Mount Solo was built to handle 700, and Cascade to hold 780. The citizens committee is considering adding extra classrooms to both for growth.

Rose said the committee and the district want to preserve a small-school environment. Incorporating Monticello (capacity 1,100) into the high school campus would give the district “the opportunity to create smaller learning communities.” One scenario is placing juniors and seniors in RAL, freshmen and sophomores in Monticello.

Q. What if the economy and the community grow and one high school is not big enough?
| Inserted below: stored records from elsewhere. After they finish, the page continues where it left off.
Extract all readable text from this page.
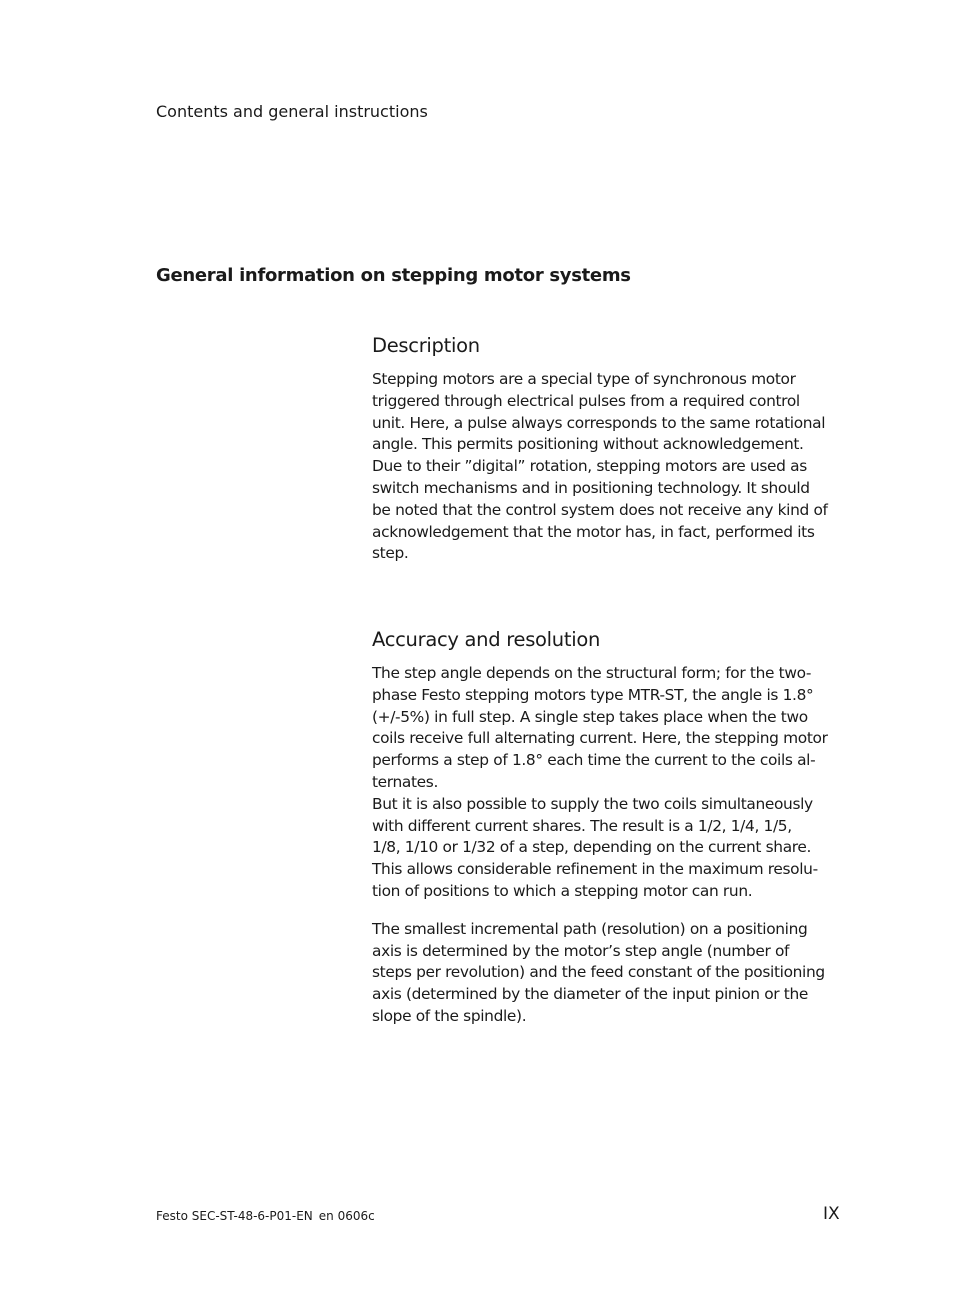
Contents and general instructions
General information on stepping motor systems
Description

Stepping motors are a special type of synchronous motor
triggered through electrical pulses from a required control
unit. Here, a pulse always corresponds to the same rotational
angle. This permits positioning without acknowledgement.
Due to their ”digital” rotation, stepping motors are used as
switch mechanisms and in positioning technology. It should
be noted that the control system does not receive any kind of
acknowledgement that the motor has, in fact, performed its
step.

Accuracy and resolution

The step angle depends on the structural form; for the two-
phase Festo stepping motors type MTR-ST, the angle is 1.8°
(+/-5%) in full step. A single step takes place when the two
coils receive full alternating current. Here, the stepping motor
performs a step of 1.8° each time the current to the coils al-
ternates.
But it is also possible to supply the two coils simultaneously
with different current shares. The result is a 1/2, 1/4, 1/5,
1/8, 1/10 or 1/32 of a step, depending on the current share.
This allows considerable refinement in the maximum resolu-
tion of positions to which a stepping motor can run.

The smallest incremental path (resolution) on a positioning
axis is determined by the motor’s step angle (number of
steps per revolution) and the feed constant of the positioning
axis (determined by the diameter of the input pinion or the
slope of the spindle).

Festo SEC-ST-48-6-P01-EN en 0606c	IX
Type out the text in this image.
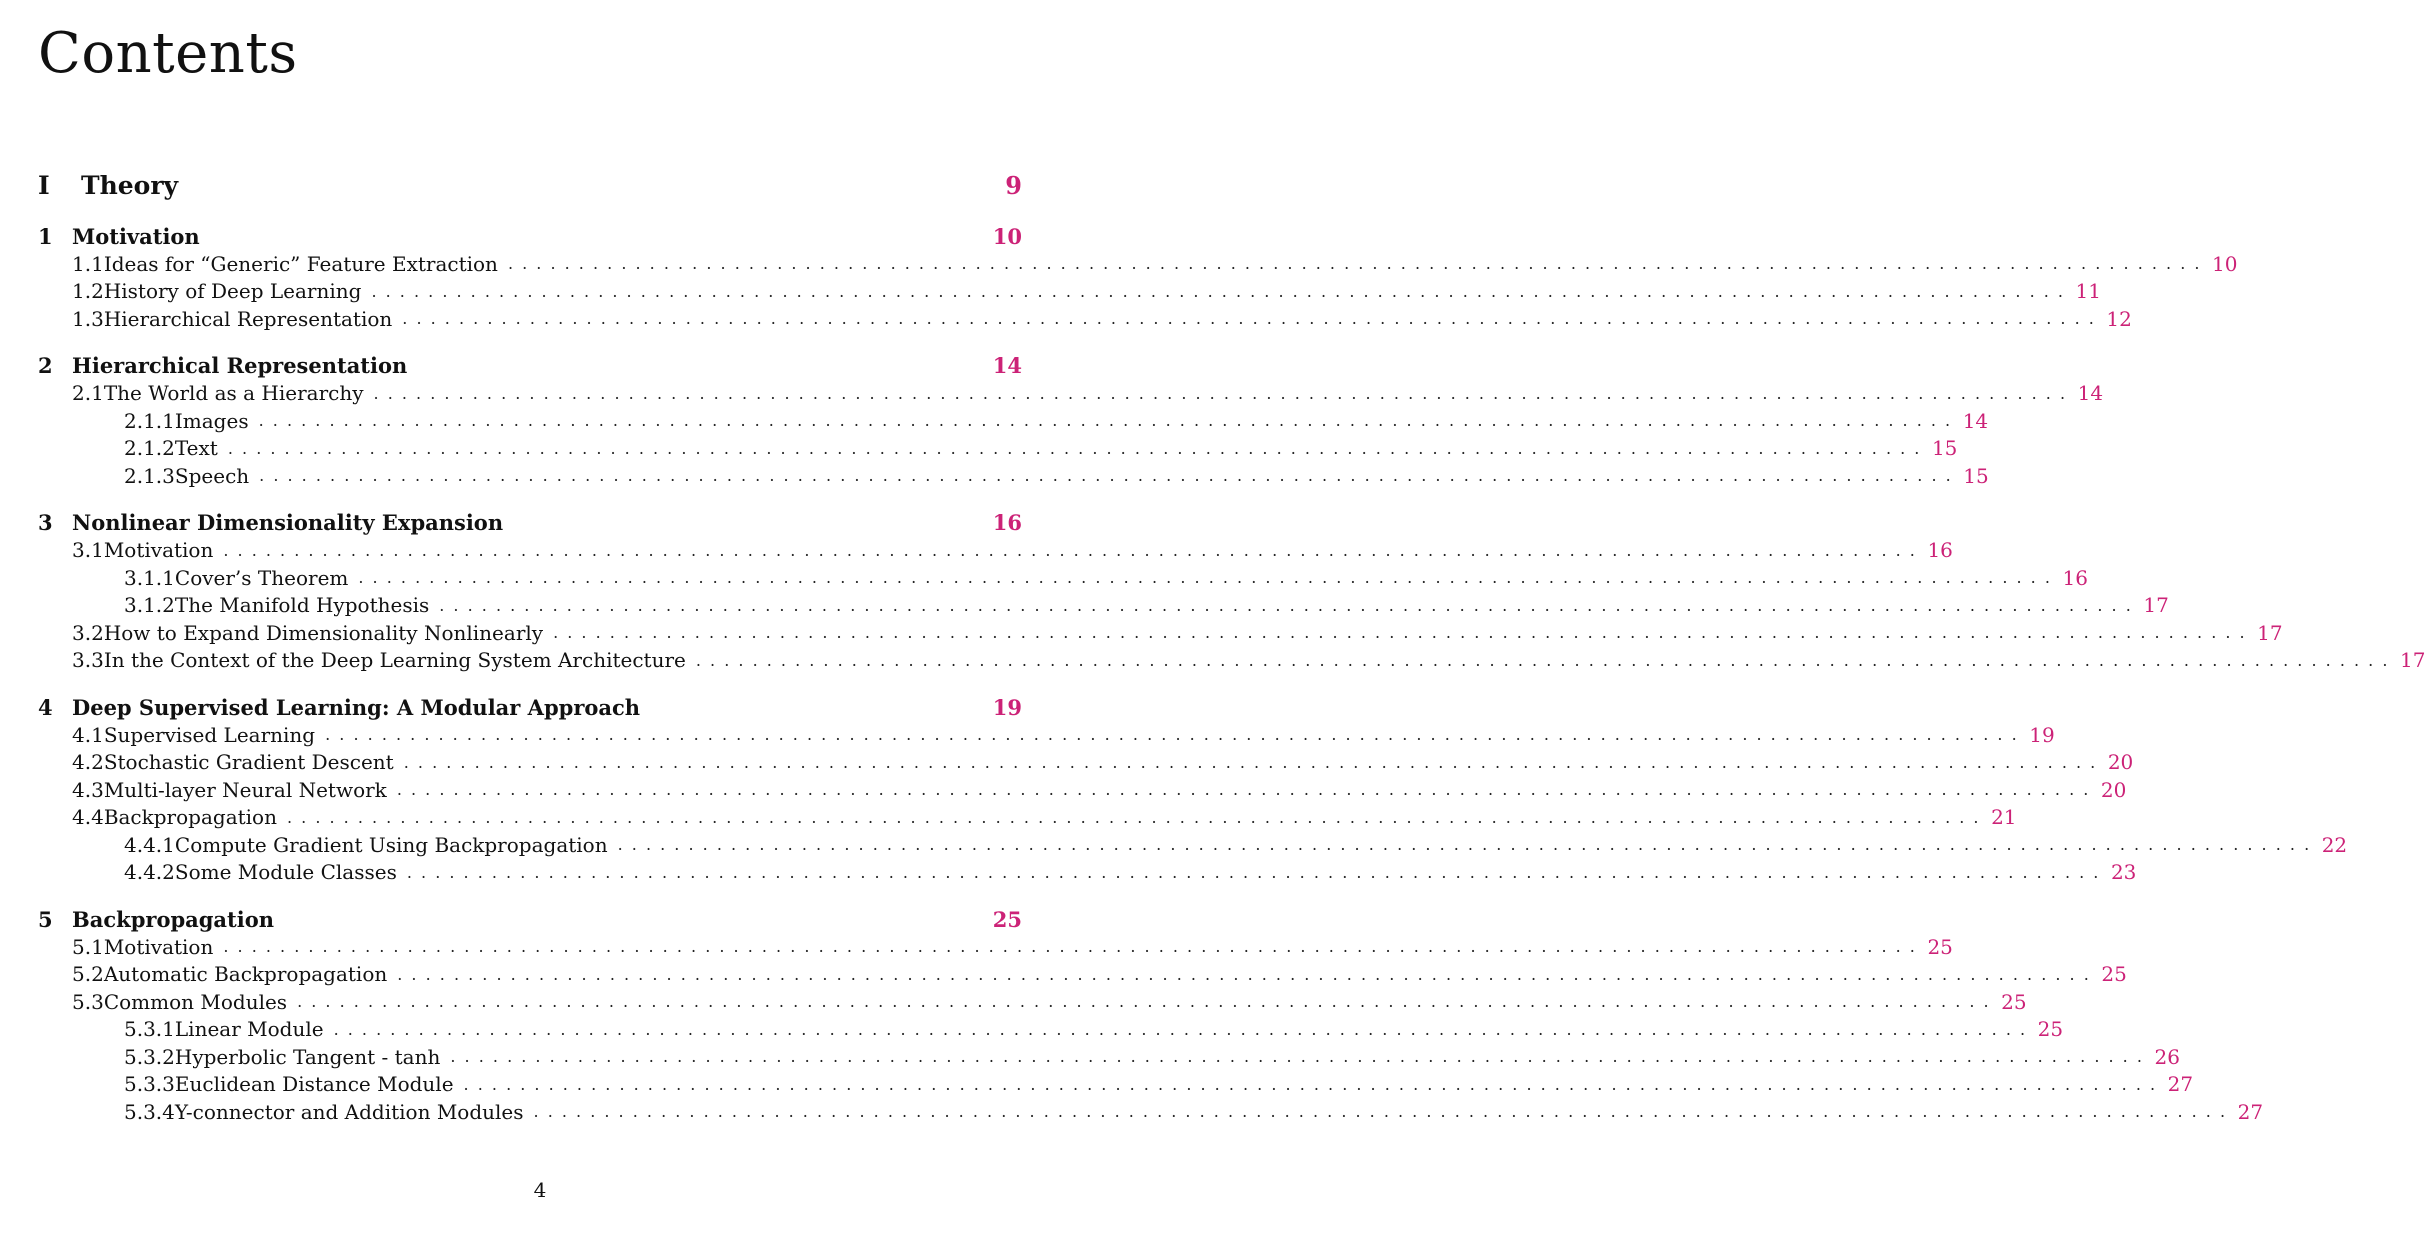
Contents
I	Theory	9
1 Motivation	10
1.1 Ideas for “Generic” Feature Extraction . . . . . . . . . . . . . . . . . . . . . . . . . . . . . . . . . . . . . . . . . . . . . . . . . . . . . . . . . . . . . . . . . . . . . . . . . . . . . . . . . . . . . . . . . . . . . . . . . . . . . . . . . . . . . . . . . . . . . . . . 10
1.2 History of Deep Learning . . . . . . . . . . . . . . . . . . . . . . . . . . . . . . . . . . . . . . . . . . . . . . . . . . . . . . . . . . . . . . . . . . . . . . . . . . . . . . . . . . . . . . . . . . . . . . . . . . . . . . . . . . . . . . . . . . . . . . . . 11
1.3 Hierarchical Representation . . . . . . . . . . . . . . . . . . . . . . . . . . . . . . . . . . . . . . . . . . . . . . . . . . . . . . . . . . . . . . . . . . . . . . . . . . . . . . . . . . . . . . . . . . . . . . . . . . . . . . . . . . . . . . . . . . . . . . . . 12
2 Hierarchical Representation	14
2.1 The World as a Hierarchy . . . . . . . . . . . . . . . . . . . . . . . . . . . . . . . . . . . . . . . . . . . . . . . . . . . . . . . . . . . . . . . . . . . . . . . . . . . . . . . . . . . . . . . . . . . . . . . . . . . . . . . . . . . . . . . . . . . . . . . . 14
2.1.1 Images . . . . . . . . . . . . . . . . . . . . . . . . . . . . . . . . . . . . . . . . . . . . . . . . . . . . . . . . . . . . . . . . . . . . . . . . . . . . . . . . . . . . . . . . . . . . . . . . . . . . . . . . . . . . . . . . . . . . . . . . 14
2.1.2 Text . . . . . . . . . . . . . . . . . . . . . . . . . . . . . . . . . . . . . . . . . . . . . . . . . . . . . . . . . . . . . . . . . . . . . . . . . . . . . . . . . . . . . . . . . . . . . . . . . . . . . . . . . . . . . . . . . . . . . . . . 15
2.1.3 Speech . . . . . . . . . . . . . . . . . . . . . . . . . . . . . . . . . . . . . . . . . . . . . . . . . . . . . . . . . . . . . . . . . . . . . . . . . . . . . . . . . . . . . . . . . . . . . . . . . . . . . . . . . . . . . . . . . . . . . . . . 15
3 Nonlinear Dimensionality Expansion	16
3.1 Motivation . . . . . . . . . . . . . . . . . . . . . . . . . . . . . . . . . . . . . . . . . . . . . . . . . . . . . . . . . . . . . . . . . . . . . . . . . . . . . . . . . . . . . . . . . . . . . . . . . . . . . . . . . . . . . . . . . . . . . . . . 16
3.1.1 Cover’s Theorem . . . . . . . . . . . . . . . . . . . . . . . . . . . . . . . . . . . . . . . . . . . . . . . . . . . . . . . . . . . . . . . . . . . . . . . . . . . . . . . . . . . . . . . . . . . . . . . . . . . . . . . . . . . . . . . . . . . . . . . . 16
3.1.2 The Manifold Hypothesis . . . . . . . . . . . . . . . . . . . . . . . . . . . . . . . . . . . . . . . . . . . . . . . . . . . . . . . . . . . . . . . . . . . . . . . . . . . . . . . . . . . . . . . . . . . . . . . . . . . . . . . . . . . . . . . . . . . . . . . . 17
3.2 How to Expand Dimensionality Nonlinearly . . . . . . . . . . . . . . . . . . . . . . . . . . . . . . . . . . . . . . . . . . . . . . . . . . . . . . . . . . . . . . . . . . . . . . . . . . . . . . . . . . . . . . . . . . . . . . . . . . . . . . . . . . . . . . . . . . . . . . . . 17
3.3 In the Context of the Deep Learning System Architecture . . . . . . . . . . . . . . . . . . . . . . . . . . . . . . . . . . . . . . . . . . . . . . . . . . . . . . . . . . . . . . . . . . . . . . . . . . . . . . . . . . . . . . . . . . . . . . . . . . . . . . . . . . . . . . . . . . . . . . . . 17
4 Deep Supervised Learning: A Modular Approach	19
4.1 Supervised Learning . . . . . . . . . . . . . . . . . . . . . . . . . . . . . . . . . . . . . . . . . . . . . . . . . . . . . . . . . . . . . . . . . . . . . . . . . . . . . . . . . . . . . . . . . . . . . . . . . . . . . . . . . . . . . . . . . . . . . . . . 19
4.2 Stochastic Gradient Descent . . . . . . . . . . . . . . . . . . . . . . . . . . . . . . . . . . . . . . . . . . . . . . . . . . . . . . . . . . . . . . . . . . . . . . . . . . . . . . . . . . . . . . . . . . . . . . . . . . . . . . . . . . . . . . . . . . . . . . . . 20
4.3 Multi-layer Neural Network . . . . . . . . . . . . . . . . . . . . . . . . . . . . . . . . . . . . . . . . . . . . . . . . . . . . . . . . . . . . . . . . . . . . . . . . . . . . . . . . . . . . . . . . . . . . . . . . . . . . . . . . . . . . . . . . . . . . . . . . 20
4.4 Backpropagation . . . . . . . . . . . . . . . . . . . . . . . . . . . . . . . . . . . . . . . . . . . . . . . . . . . . . . . . . . . . . . . . . . . . . . . . . . . . . . . . . . . . . . . . . . . . . . . . . . . . . . . . . . . . . . . . . . . . . . . . 21
4.4.1 Compute Gradient Using Backpropagation . . . . . . . . . . . . . . . . . . . . . . . . . . . . . . . . . . . . . . . . . . . . . . . . . . . . . . . . . . . . . . . . . . . . . . . . . . . . . . . . . . . . . . . . . . . . . . . . . . . . . . . . . . . . . . . . . . . . . . . . 22
4.4.2 Some Module Classes . . . . . . . . . . . . . . . . . . . . . . . . . . . . . . . . . . . . . . . . . . . . . . . . . . . . . . . . . . . . . . . . . . . . . . . . . . . . . . . . . . . . . . . . . . . . . . . . . . . . . . . . . . . . . . . . . . . . . . . . 23
5 Backpropagation	25
5.1 Motivation . . . . . . . . . . . . . . . . . . . . . . . . . . . . . . . . . . . . . . . . . . . . . . . . . . . . . . . . . . . . . . . . . . . . . . . . . . . . . . . . . . . . . . . . . . . . . . . . . . . . . . . . . . . . . . . . . . . . . . . . 25
5.2 Automatic Backpropagation . . . . . . . . . . . . . . . . . . . . . . . . . . . . . . . . . . . . . . . . . . . . . . . . . . . . . . . . . . . . . . . . . . . . . . . . . . . . . . . . . . . . . . . . . . . . . . . . . . . . . . . . . . . . . . . . . . . . . . . . 25
5.3 Common Modules . . . . . . . . . . . . . . . . . . . . . . . . . . . . . . . . . . . . . . . . . . . . . . . . . . . . . . . . . . . . . . . . . . . . . . . . . . . . . . . . . . . . . . . . . . . . . . . . . . . . . . . . . . . . . . . . . . . . . . . . 25
5.3.1 Linear Module . . . . . . . . . . . . . . . . . . . . . . . . . . . . . . . . . . . . . . . . . . . . . . . . . . . . . . . . . . . . . . . . . . . . . . . . . . . . . . . . . . . . . . . . . . . . . . . . . . . . . . . . . . . . . . . . . . . . . . . . 25
5.3.2 Hyperbolic Tangent - tanh . . . . . . . . . . . . . . . . . . . . . . . . . . . . . . . . . . . . . . . . . . . . . . . . . . . . . . . . . . . . . . . . . . . . . . . . . . . . . . . . . . . . . . . . . . . . . . . . . . . . . . . . . . . . . . . . . . . . . . . . 26
5.3.3 Euclidean Distance Module . . . . . . . . . . . . . . . . . . . . . . . . . . . . . . . . . . . . . . . . . . . . . . . . . . . . . . . . . . . . . . . . . . . . . . . . . . . . . . . . . . . . . . . . . . . . . . . . . . . . . . . . . . . . . . . . . . . . . . . . 27
5.3.4 Y-connector and Addition Modules . . . . . . . . . . . . . . . . . . . . . . . . . . . . . . . . . . . . . . . . . . . . . . . . . . . . . . . . . . . . . . . . . . . . . . . . . . . . . . . . . . . . . . . . . . . . . . . . . . . . . . . . . . . . . . . . . . . . . . . . 27
4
A. “I was principal of a 2,000-student high school. It doesn’t worry me at all,” Cusick said. It’s unlikely a single major new employer will bring hundreds of new jobs to town, said Cusick, who is on the Cowlitz Economic Development Council. But the RAL/ Monticello campus has plenty of room for expansion.

Q. What is the timeline?

A. The Facilities Planning Committee meets next on Jan. 10. It will draft a recommendation, then take it to the school board Jan. 28.

Once the board takes up the matter, a 90-day public hearing process will take place. Rose said it will probably be in mid-spring before the board makes a decision. From there, it would take about three years to start the actual merger of schools.

“The fall of 2016 is a reasonable expectation, but a lot depends on your community and how it leads that process in the district,” he said.

Copyright 2015 Longview Daily News. All rights reserved. This material may not be published, broadcast, rewritten or redistributed.

(2) Comments

  1. extrucker
    Report Abuse
    extrucker - December 25, 2012 9:19 pm
    i care less about sports in our PUBLIC TAX PAID SCHOOLS im in favor of endinding all sports they to costly they do not let all students play and i beleave the money spent on these sports would be better spent on real life classes we as a county put out to much on things like this yes kids need to inter act but they can do it for free when was the last time our schools bought all i mean all new text books for our kids???? i bet theres books in class from 20 years ago sicking
  2. GoneFishing
    Report Abuse
    GoneFishing - January 25, 2013 9:02 pm
    Based on your grammar, you should have been paying more attention in your classes there trucker. Sports are a huge motivator for a lot of kids who don't have much else to do once the end of day bell rings. In addition to that huge piece, sports draw the community to the schools and keep people involved more in the education of their children. One directly impacts the other. Do some research on the impact of sports on schools and nearly all is very positive.